On Thu, Oct 19, 2017 at 08:21:56PM +0000, Bart Van Assche wrote:
> In case it wouldn't be clear, your work and the work of others on lockdep
> and preempt-rt is highly appreciated. Sorry that I missed the discussion
> about the cross-release functionality when it went upstream. I have several
> questions about that functionality:
> * How many lock inversion problems have been found so far thanks to the
>   cross-release checking? How many false positives have the cross-release
>   checks triggered so far? Does the number of real issues that has been
>   found outweigh the effort spent on suppressing false positives?
> * What alternatives have been considered other than enabling cross-release
>   checking for all locking objects that support releasing from the context
>   of another task than the context from which the lock was obtained? Has it
>   e.g. been considered to introduce two versions of the lock objects that
>   support cross-releases - one version for which lock inversion checking is
>   always enabled and another version for which lock inversion checking is
>   always disabled?
> * How much review has the Documentation/locking/crossrelease.txt received
>   before it went upstream?
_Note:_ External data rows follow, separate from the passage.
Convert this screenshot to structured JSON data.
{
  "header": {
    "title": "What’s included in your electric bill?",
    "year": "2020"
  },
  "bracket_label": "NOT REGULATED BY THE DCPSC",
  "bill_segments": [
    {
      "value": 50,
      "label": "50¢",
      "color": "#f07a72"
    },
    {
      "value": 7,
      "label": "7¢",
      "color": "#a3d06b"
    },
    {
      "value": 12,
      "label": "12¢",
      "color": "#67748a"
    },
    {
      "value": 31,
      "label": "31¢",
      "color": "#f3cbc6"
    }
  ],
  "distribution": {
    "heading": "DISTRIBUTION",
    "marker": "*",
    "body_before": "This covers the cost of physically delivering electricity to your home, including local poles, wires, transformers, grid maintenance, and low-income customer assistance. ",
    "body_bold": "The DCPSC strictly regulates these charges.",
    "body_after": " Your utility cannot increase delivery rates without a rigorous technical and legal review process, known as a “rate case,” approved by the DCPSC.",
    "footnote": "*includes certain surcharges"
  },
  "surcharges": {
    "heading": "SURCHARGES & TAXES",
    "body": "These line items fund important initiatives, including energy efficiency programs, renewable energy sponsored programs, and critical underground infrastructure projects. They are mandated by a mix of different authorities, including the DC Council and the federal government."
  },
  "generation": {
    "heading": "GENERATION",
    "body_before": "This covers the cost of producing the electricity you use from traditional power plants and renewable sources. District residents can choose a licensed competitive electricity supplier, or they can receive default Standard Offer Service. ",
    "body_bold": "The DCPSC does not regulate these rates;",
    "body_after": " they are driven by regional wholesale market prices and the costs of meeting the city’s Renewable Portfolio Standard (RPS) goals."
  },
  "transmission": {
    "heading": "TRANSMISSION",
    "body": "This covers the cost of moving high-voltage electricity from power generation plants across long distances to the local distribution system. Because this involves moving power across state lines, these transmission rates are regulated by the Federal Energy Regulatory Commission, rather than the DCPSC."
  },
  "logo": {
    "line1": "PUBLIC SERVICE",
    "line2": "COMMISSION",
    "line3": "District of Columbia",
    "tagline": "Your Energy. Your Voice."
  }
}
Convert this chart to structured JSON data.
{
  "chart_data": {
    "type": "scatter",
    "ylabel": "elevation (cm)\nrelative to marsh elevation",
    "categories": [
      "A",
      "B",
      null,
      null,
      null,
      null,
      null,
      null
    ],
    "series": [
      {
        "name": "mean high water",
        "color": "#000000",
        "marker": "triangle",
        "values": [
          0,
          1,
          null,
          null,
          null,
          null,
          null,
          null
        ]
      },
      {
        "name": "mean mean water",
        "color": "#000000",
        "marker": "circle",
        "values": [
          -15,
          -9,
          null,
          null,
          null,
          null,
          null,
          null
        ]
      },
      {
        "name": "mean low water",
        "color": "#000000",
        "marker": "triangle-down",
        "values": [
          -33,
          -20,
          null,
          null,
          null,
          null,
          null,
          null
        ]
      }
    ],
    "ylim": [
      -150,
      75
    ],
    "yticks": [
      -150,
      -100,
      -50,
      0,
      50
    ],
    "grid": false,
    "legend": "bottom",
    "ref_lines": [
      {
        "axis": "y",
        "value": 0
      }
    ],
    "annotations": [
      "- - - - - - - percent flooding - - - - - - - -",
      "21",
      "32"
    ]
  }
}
At least to me that document seems much harder
>   to read than other kernel documentation due to weird use of the English
>   grammar.

While interesting, I think this list of questions misses an important one:

 * How many bugs is this going to catch in the future?

For example, the page lock is not annotatable with lockdep -- we return
to userspace with it held, for heaven's sake!  So it is quite easy for
someone not familiar with the MM locking hierarchy to inadvertently
introduce an ABBA deadlock against the page lock.  (ie me.  I did that.)
Right now, that has to be caught by a human reviewer; if cross-release
checking can catch that, then it's worth having.